We Are Deeply Saddened by the Death of Professor J. Peter Neary

18 June, 2021

With profound regret, CERGE-EI announces that Professor J. Peter Neary, Emeritus Professor of Economics in the Department of Economics, Merton College, University of Oxford, and member of the CERGE-EI Executive and Supervisory Committee and Board of Trustees, passed away on June 16 at the age of 71. 

His colleagues from CERGE-EI's Executive and Supervisory Committee (ESC) mourn the loss of a renowned colleague and extend sincere condolences to his family. They remember him as a fantastic scholar and a great human being, a very kind and generous person with a wonderful sense of humor.

"Peter was an excellent economist and a devoted member of the ESC at CERGE-EI. We will all miss him. Our thoughts are with his family," said Professor Jan Švejnar, Chairman of the ESC and Professor of International and Public Affairs and Director of the Center for Global Economic Governance at the School of International and Public Affairs, Columbia University.

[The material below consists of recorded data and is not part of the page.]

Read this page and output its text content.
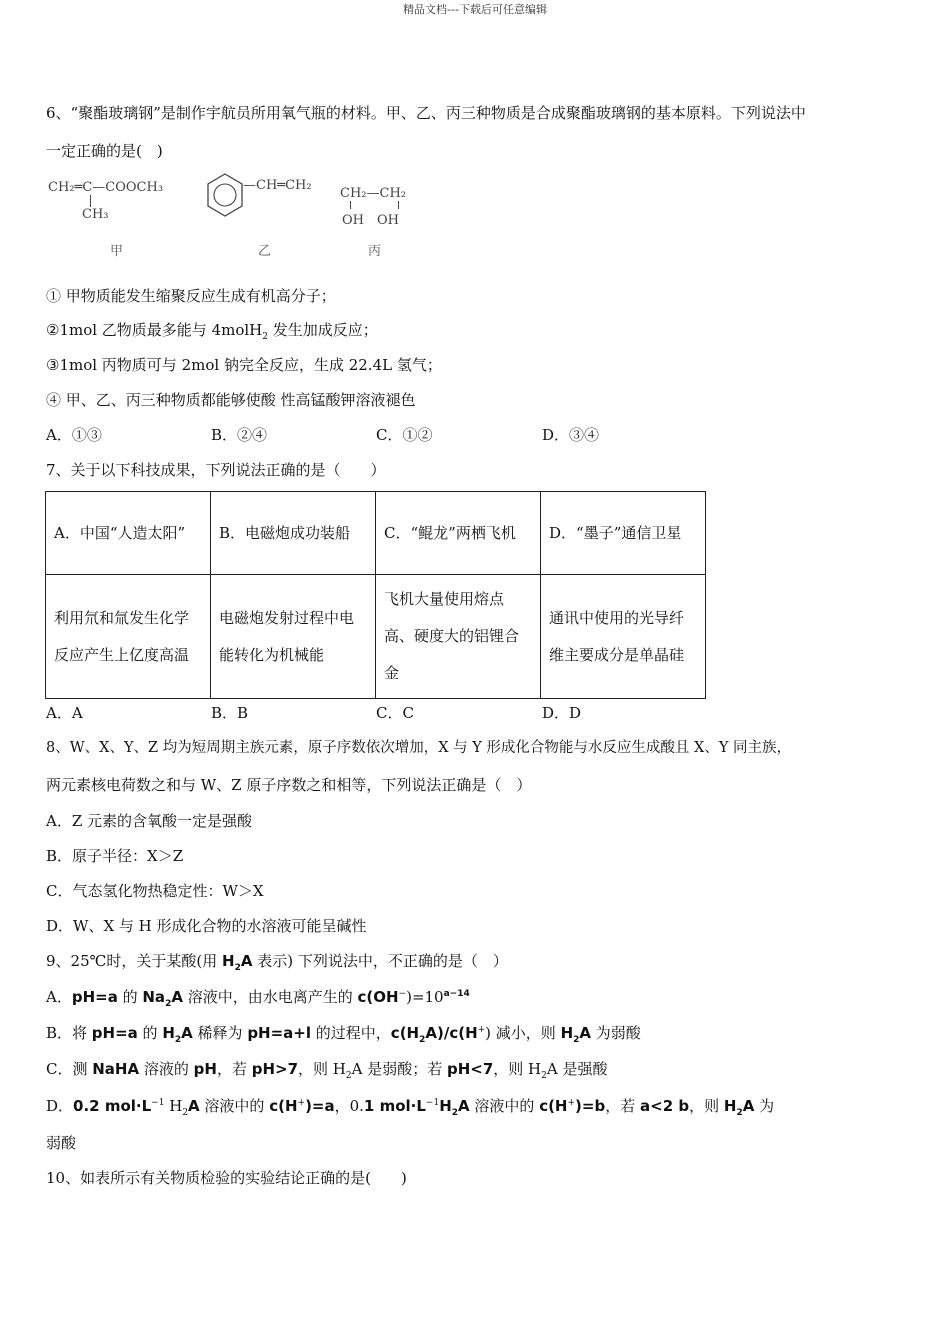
精品文档---下载后可任意编辑
6、“聚酯玻璃钢”是制作宇航员所用氧气瓶的材料。甲、乙、丙三种物质是合成聚酯玻璃钢的基本原料。下列说法中
一定正确的是(　)
CH₂═C—COOCH₃
CH₃
—CH═CH₂
CH₂—CH₂
OH　OH
甲	乙	丙
① 甲物质能发生缩聚反应生成有机高分子；
②1mol 乙物质最多能与 4molH$_2$ 发生加成反应；
③1mol 丙物质可与 2mol 钠完全反应，生成 22.4L 氢气；
④ 甲、乙、丙三种物质都能够使酸 性高锰酸钾溶液褪色
A．①③	B．②④	C．①②	D．③④
7、关于以下科技成果，下列说法正确的是（　　）
A．中国“人造太阳”	B．电磁炮成功装船	C．“鲲龙”两栖飞机	D．“墨子”通信卫星
利用氘和氚发生化学反应产生上亿度高温	电磁炮发射过程中电能转化为机械能	飞机大量使用熔点高、硬度大的铝锂合金	通讯中使用的光导纤维主要成分是单晶硅
A．A	B．B	C．C	D．D
8、W、X、Y、Z 均为短周期主族元素，原子序数依次增加，X 与 Y 形成化合物能与水反应生成酸且 X、Y 同主族，
两元素核电荷数之和与 W、Z 原子序数之和相等，下列说法正确是（　）
A．Z 元素的含氧酸一定是强酸
B．原子半径：X＞Z
C．气态氢化物热稳定性：W＞X
D．W、X 与 H 形成化合物的水溶液可能呈碱性
9、25℃时，关于某酸(用 $H_2A$ 表示) 下列说法中，不正确的是（　）
A．pH=a 的 $Na_2A$ 溶液中，由水电离产生的 $c(OH^-)=10^{a-14}$
B．将 pH=a 的 $H_2A$ 稀释为 pH=a+l 的过程中，$c(H_2A)/c(H^+)$ 减小，则 $H_2A$ 为弱酸
C．测 NaHA 溶液的 pH，若 pH>7，则 $H_2A$ 是弱酸；若 pH<7，则 $H_2A$ 是强酸
D．0.2 $mol\cdot L^{-1}$ $H_2A$ 溶液中的 c(H+)=a，0.1 $mol\cdot L^{-1}H_2A$ 溶液中的 c(H+)=b，若 a<2 b，则 $H_2A$ 为
弱酸
10、如表所示有关物质检验的实验结论正确的是(　　)
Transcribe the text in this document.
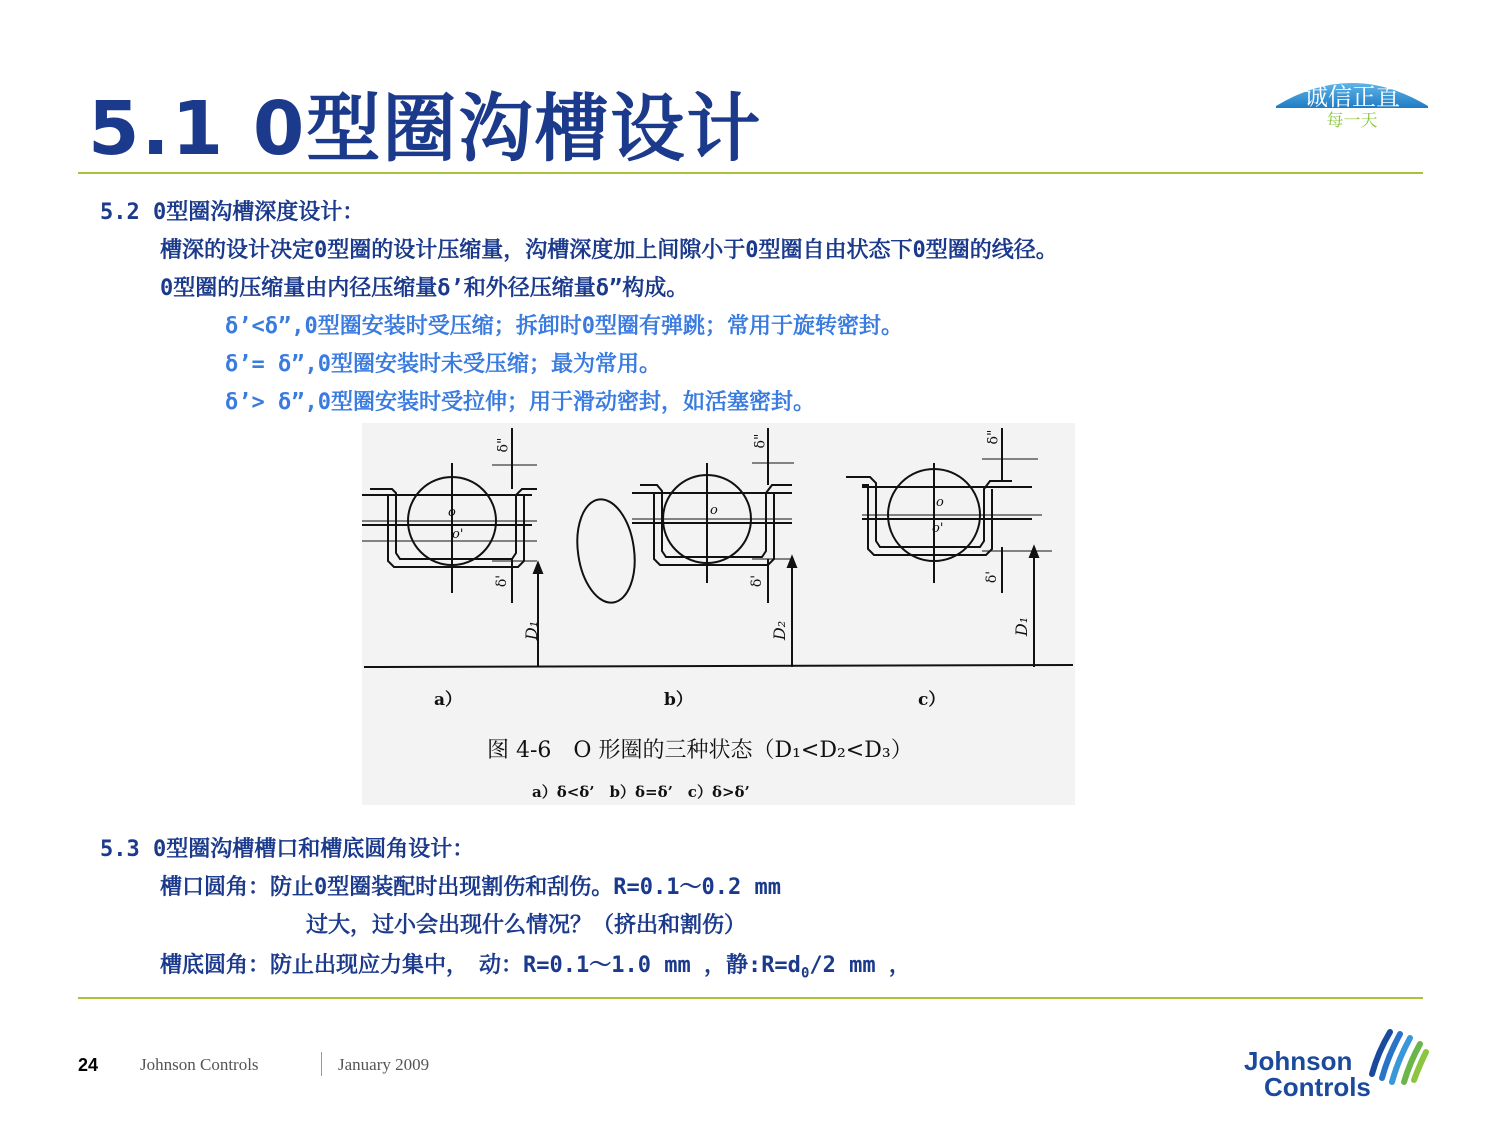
5.1 0型圈沟槽设计	诚信正直
每一天
5.2 0型圈沟槽深度设计：
槽深的设计决定0型圈的设计压缩量，沟槽深度加上间隙小于0型圈自由状态下0型圈的线径。
0型圈的压缩量由内径压缩量δ’和外径压缩量δ”构成。
δ’<δ”,0型圈安装时受压缩；拆卸时0型圈有弹跳；常用于旋转密封。
δ’= δ”,0型圈安装时未受压缩；最为常用。
δ’> δ”,0型圈安装时受拉伸；用于滑动密封，如活塞密封。
δ"
δ'
o
o'
D₁
δ"
δ'
o
D₂
δ"
δ'
o
o'
D₁
a）	b）	c）
图 4-6　O 形圈的三种状态（D₁<D₂<D₃）
a）δ<δ’　b）δ=δ’　c）δ>δ’
5.3 0型圈沟槽槽口和槽底圆角设计：
槽口圆角：防止0型圈装配时出现割伤和刮伤。R=0.1～0.2 mm
过大，过小会出现什么情况？（挤出和割伤）
槽底圆角：防止出现应力集中，　动：R=0.1～1.0 mm ，静$:R=d_0/2$ mm ，
24 Johnson Controls	January 2009	Johnson
Controls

"Anyone who ever met Peter will remember his humor, warmth, and infectious enthusiasm. He was humble, despite his enormous achievements, and was enormously supportive of young economists wherever he met them," said Ole Jann, Assistant Professor at CERGE-EI.

"The unexpected and shocking death of Peter Neary caught us all yesterday in dismay and left us in deep sorrow," said Associate Professor Krešimir Žigić. "It is such a devastating loss for his family, Oxford, CERGE-EI, and the whole universe of international trade and other academic economists. Peter was such a likeable and humble person with a neat sense of humor, always smiling and laughing and ready to chat on any topic... It was a big honor and privilege for me to know Peter and spend some precious time in his company, to be able to co-operate with him and learn from him all these years."

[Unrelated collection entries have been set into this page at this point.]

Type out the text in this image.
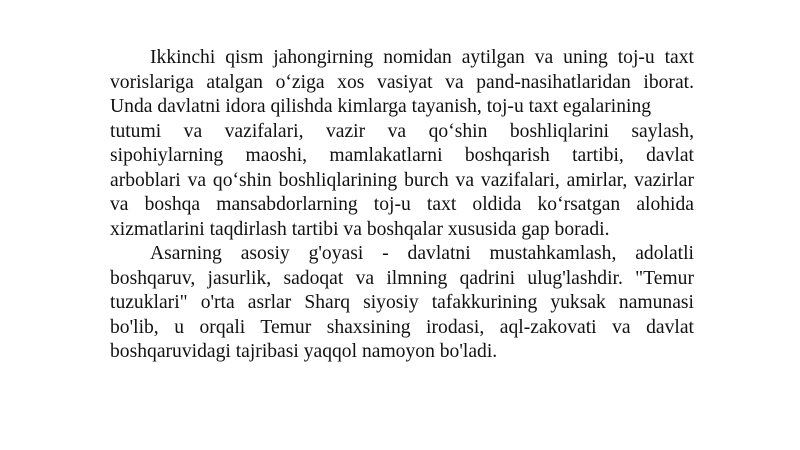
Ikkinchi qism jahongirning nomidan aytilgan va uning toj-u taxt
vorislariga atalgan o‘ziga xos vasiyat va pand-nasihatlaridan iborat.
Unda davlatni idora qilishda kimlarga tayanish, toj-u taxt egalarining
tutumi va vazifalari, vazir va qo‘shin boshliqlarini saylash,
sipohiylarning maoshi, mamlakatlarni boshqarish tartibi, davlat
arboblari va qo‘shin boshliqlarining burch va vazifalari, amirlar, vazirlar
va boshqa mansabdorlarning toj-u taxt oldida ko‘rsatgan alohida
xizmatlarini taqdirlash tartibi va boshqalar xususida gap boradi.

Asarning asosiy g'oyasi - davlatni mustahkamlash, adolatli
boshqaruv, jasurlik, sadoqat va ilmning qadrini ulug'lashdir. "Temur
tuzuklari" o'rta asrlar Sharq siyosiy tafakkurining yuksak namunasi
bo'lib, u orqali Temur shaxsining irodasi, aql-zakovati va davlat
boshqaruvidagi tajribasi yaqqol namoyon bo'ladi.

Professor Neary was an applied theorist with a particular interest in international trade, whose research contributions earned him an international reputation in his field and beyond. He was educated at University College Dublin and Oxford, where he completed his D.Phil. in 1978. He was a post-doctoral Visiting Scholar at MIT and a Visiting Professor at Princeton, Berkeley, Queen's University (Kingston, Ontario), the University of Ulster at Jordanstown, and the Ecole Polytechnique, Paris. He received numerous honors and awards.

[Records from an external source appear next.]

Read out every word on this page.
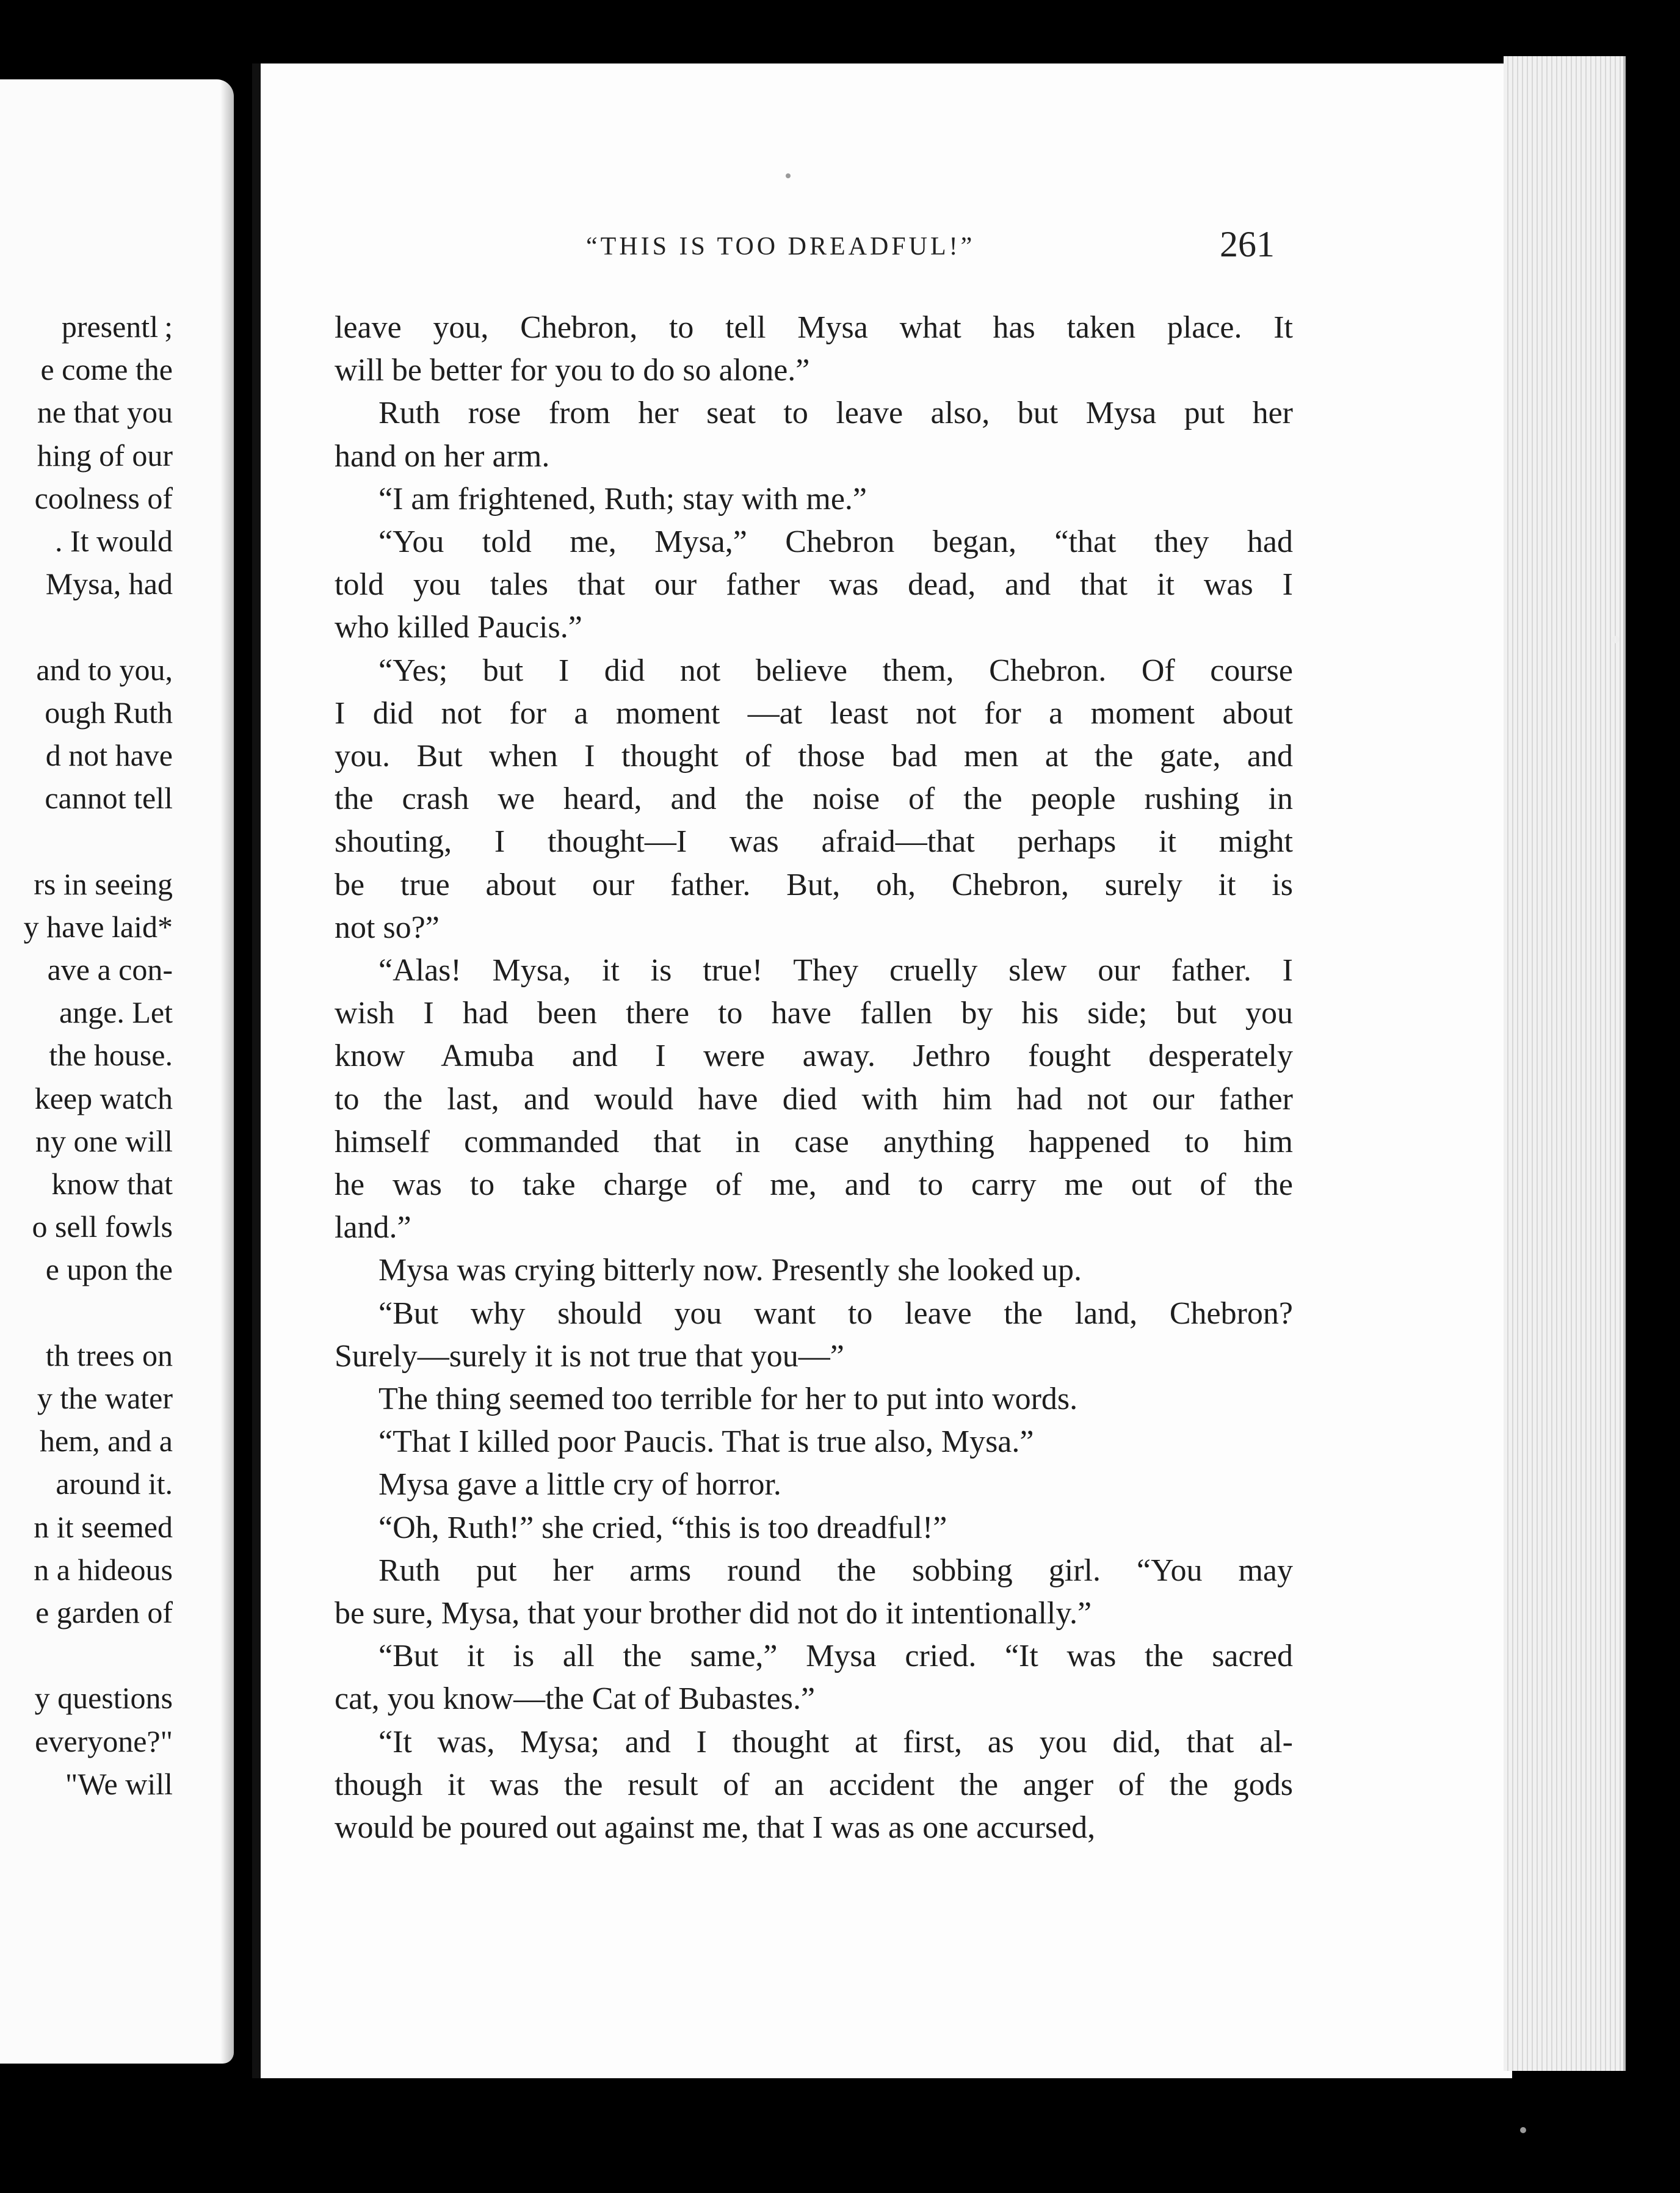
presentl ;
e come the
ne that you
hing of our
coolness of
. It would
Mysa, had
and to you,
ough Ruth
d not have
cannot tell
rs in seeing
y have laid*
ave a con-
ange. Let
the house.
keep watch
ny one will
know that
o sell fowls
e upon the
th trees on
y the water
hem, and a
around it.
n it seemed
n a hideous
e garden of
y questions
everyone?"
"We will
“THIS IS TOO DREADFUL!”	261
leave you, Chebron, to tell Mysa what has taken place. It
will be better for you to do so alone.”
Ruth rose from her seat to leave also, but Mysa put her
hand on her arm.
“I am frightened, Ruth; stay with me.”
“You told me, Mysa,” Chebron began, “that they had
told you tales that our father was dead, and that it was I
who killed Paucis.”
“Yes; but I did not believe them, Chebron. Of course
I did not for a moment —at least not for a moment about
you. But when I thought of those bad men at the gate, and
the crash we heard, and the noise of the people rushing in
shouting, I thought—I was afraid—that perhaps it might
be true about our father. But, oh, Chebron, surely it is
not so?”
“Alas! Mysa, it is true! They cruelly slew our father. I
wish I had been there to have fallen by his side; but you
know Amuba and I were away. Jethro fought desperately
to the last, and would have died with him had not our father
himself commanded that in case anything happened to him
he was to take charge of me, and to carry me out of the
land.”
Mysa was crying bitterly now. Presently she looked up.
“But why should you want to leave the land, Chebron?
Surely—surely it is not true that you—”
The thing seemed too terrible for her to put into words.
“That I killed poor Paucis. That is true also, Mysa.”
Mysa gave a little cry of horror.
“Oh, Ruth!” she cried, “this is too dreadful!”
Ruth put her arms round the sobbing girl. “You may
be sure, Mysa, that your brother did not do it intentionally.”
“But it is all the same,” Mysa cried. “It was the sacred
cat, you know—the Cat of Bubastes.”
“It was, Mysa; and I thought at first, as you did, that al-
though it was the result of an accident the anger of the gods
would be poured out against me, that I was as one accursed,
•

"He was an incredibly versatile scholar within the field of international trade, covering and significantly contributing to all its aspects," commented Professor Žigić. "Starting with the already classic concept of 'Dutch disease', whose importance reaches far beyond the benches of the academia, to the concepts of industrial and strategic trade policy, to incorporating oligopoly into the general equilibrium framework, study of multi-product firms in international trade, modeling firms’ heterogeneity and its implications for the distribution of sales and markups, to tackling important issues of the political economy of international trade. Peter’s meticulous  approach to any issue was fascinating indeed. He would always clearly describe the conditions and assumptions of the model that he studied, inform us what his model can and cannot achieve, and was always able to put it in a broader, more general context. Moreover, he would often point to the hidden limitations of the existing models and approaches that nobody had detected before him and, at the same time, offer elegant solutions, generalizations and extensions of these models."

Please join us in expressing our deepest condolences to Professor J. Peter Neary's family and friends.